Полураздетый ребенок лежал, уткнувшись лицом в мокрую листву. То была десятилетняя дочка строительного подрядчика Шёллера из дортмундского пригорода Эфинг. Лес, где ее нашли, большой смешанный, гектаров триста. Инвалиды ходят туда гулять, когда им больше нечего делать. Ежедневно по два часа, если позволяет погода.
Инвалиды обступили мертвую девочку. Генрих Виттбройке пошел к шоссе, остановил проезжавшую машину и попросил водителя известить полицию. Минут через десять прибыл полицейский патруль. Инвалиды посторонились. Генрих Виттбройке сказал:
— Сволочь... ну и сволочь... когда поймаете этого скота, не надо его сразу под суд. Сперва отрежьте ему... по самый корень, а потом уж и голову долой.
Пока не приехала оперативная группа уголовного розыска, инвалиды не уходили. Мы их забетонированных легких вырывался гулкий кашель.
Над Дортмундом висел смог.
Когда санитарная машина увезла труп девочки, инвалиды поплелись в пивную «Гильденхоф». Прислонившись к стойке, они пили водку, пиво и наперебой рассказывали о происшедшем, рассказывали с такой горячностью, словно нашли мешок золота. Вечером уже по всей округе поползли слухи, что дочку Шёллера убил итальянец Анжело Пинола, рабочий волочильного цеха на заводах Хёша и завсегдатай пивной «Гильденхоф». Живет он над гаражом стройподрядчика Шёллера, в комнате, которую снимает с двумя другими итальянцами. Говорили, будто не раз Анжело видели вместе с Ренатой Шёллер, что он часто играл с девочкой и ходил с ней на прогулки.
В свободное время Анжело Пинола работает на подрядчика Шёллера: возит в грузовике песок, гравий, камень. Из побочного заработка Анжело ежемесячно выплачивает Шёллеру сто пятьдесят марок за квартиру да еще кое-что откладывает.
Вечером Анжело Пинолу арестовали на работе, в цехе, и хозяин «Гильденхофа» заявил, что больше не пустит в пивную ни одного итальянца.
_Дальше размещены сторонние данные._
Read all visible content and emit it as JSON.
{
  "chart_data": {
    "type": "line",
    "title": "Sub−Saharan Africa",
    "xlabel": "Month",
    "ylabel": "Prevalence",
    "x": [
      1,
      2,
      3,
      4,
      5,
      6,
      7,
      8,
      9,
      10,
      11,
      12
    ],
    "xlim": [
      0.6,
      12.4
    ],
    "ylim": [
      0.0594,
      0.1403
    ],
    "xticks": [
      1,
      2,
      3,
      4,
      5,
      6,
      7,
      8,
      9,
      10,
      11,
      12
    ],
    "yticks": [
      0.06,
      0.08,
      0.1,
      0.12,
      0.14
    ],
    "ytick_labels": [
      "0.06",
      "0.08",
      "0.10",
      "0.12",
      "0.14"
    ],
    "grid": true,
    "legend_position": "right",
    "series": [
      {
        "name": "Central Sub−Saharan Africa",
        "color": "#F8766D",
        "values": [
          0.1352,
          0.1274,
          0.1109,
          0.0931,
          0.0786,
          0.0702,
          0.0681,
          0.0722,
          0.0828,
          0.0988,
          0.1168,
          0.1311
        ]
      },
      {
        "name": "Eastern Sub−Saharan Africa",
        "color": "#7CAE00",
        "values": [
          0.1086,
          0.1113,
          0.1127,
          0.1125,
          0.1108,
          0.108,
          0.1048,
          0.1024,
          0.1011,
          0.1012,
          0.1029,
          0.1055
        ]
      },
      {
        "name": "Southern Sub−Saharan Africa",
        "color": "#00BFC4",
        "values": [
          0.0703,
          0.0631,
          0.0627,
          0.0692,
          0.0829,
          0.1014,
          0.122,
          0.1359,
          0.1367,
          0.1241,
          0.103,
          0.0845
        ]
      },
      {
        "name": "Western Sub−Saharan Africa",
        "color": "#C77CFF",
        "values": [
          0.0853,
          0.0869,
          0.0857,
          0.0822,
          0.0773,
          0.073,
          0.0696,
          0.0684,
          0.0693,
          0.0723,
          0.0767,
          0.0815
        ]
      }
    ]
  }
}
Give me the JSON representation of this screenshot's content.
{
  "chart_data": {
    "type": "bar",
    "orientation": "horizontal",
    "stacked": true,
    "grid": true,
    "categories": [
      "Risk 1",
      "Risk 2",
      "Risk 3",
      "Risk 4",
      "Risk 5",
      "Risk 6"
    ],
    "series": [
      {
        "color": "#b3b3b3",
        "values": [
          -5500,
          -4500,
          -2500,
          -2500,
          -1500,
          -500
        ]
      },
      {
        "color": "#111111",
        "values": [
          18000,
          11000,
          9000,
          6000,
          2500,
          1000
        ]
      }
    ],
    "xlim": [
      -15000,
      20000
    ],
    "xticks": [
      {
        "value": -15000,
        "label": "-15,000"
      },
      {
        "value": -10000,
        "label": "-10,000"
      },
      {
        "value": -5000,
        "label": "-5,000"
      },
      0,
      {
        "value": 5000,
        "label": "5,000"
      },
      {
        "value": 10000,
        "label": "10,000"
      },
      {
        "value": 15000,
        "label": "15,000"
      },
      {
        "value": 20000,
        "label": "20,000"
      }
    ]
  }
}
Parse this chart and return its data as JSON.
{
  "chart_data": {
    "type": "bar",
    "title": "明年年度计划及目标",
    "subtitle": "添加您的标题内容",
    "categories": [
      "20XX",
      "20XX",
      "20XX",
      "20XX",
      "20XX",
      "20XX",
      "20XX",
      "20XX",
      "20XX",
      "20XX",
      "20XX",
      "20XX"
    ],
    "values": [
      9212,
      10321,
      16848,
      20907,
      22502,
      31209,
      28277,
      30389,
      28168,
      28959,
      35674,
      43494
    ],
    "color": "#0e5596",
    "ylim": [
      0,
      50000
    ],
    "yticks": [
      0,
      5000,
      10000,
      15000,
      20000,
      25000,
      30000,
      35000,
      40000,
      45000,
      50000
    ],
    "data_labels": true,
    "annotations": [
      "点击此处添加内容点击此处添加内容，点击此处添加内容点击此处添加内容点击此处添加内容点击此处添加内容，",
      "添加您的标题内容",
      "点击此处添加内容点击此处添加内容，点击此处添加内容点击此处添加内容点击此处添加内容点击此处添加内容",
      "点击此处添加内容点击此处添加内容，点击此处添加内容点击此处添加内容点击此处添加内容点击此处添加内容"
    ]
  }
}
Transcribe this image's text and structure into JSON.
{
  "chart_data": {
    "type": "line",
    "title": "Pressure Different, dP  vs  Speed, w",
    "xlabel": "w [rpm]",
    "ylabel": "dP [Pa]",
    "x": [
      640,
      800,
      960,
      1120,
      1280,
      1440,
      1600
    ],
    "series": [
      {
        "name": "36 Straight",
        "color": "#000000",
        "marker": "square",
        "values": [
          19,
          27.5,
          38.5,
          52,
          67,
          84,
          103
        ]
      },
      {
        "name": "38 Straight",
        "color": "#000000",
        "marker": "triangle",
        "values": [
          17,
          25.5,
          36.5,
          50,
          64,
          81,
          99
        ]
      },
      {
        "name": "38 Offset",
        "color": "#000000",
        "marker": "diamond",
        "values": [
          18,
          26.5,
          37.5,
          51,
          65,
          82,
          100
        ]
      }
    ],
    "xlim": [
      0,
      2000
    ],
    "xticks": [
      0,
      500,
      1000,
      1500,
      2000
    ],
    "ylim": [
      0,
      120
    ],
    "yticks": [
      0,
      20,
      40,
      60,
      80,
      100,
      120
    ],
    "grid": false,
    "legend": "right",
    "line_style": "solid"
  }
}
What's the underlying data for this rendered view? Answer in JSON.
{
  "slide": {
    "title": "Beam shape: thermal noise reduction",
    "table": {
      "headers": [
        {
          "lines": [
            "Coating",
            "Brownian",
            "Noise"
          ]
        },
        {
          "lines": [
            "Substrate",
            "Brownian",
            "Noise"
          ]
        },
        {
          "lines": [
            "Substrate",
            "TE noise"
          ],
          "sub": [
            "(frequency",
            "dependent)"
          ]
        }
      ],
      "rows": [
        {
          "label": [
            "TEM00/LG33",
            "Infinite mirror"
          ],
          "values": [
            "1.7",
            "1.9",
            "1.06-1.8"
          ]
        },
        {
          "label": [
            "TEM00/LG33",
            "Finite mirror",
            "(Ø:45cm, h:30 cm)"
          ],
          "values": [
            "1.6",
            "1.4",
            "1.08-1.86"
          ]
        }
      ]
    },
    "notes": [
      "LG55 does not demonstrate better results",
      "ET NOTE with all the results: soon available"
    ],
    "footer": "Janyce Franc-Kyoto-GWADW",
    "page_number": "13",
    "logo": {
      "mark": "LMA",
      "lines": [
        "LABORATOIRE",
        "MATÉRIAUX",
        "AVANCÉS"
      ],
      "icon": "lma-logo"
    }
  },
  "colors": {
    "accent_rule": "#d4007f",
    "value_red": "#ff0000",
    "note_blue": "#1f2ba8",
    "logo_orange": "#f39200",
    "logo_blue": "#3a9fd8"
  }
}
- Если появится какой-нибудь макаронник,— обратился он к посетителям,— гоните его в шею!
Столяр Вёльберт и кровельщик Меерман, двое постоянных посетителей «Гильденхофа», встали у дверей. В этот вечер ни один итальянец не показывался в пивной. Провожая последних гостей, хозяин изрек:.
- Теперь ясно, что это был Анжело. Иначе хоть один макаронник да заявился бы сегодня.
Примерно так в воскресенье утром мне и пересказали на улице эту историю. Многие знали, что я давно дружу с Анжело. В полдень я отправился в пивную на «утреннюю заправку». Потягивая возле стойки пиво, прислушался к разговорам. Всем хотелось узнать мое мнение, но я в ответ на вопросы лишь пожимал плечами, и ко мне перестали обращаться. Кровельщик Меерман сказал:
- Майвальд — он сам такой, он за итальяшек.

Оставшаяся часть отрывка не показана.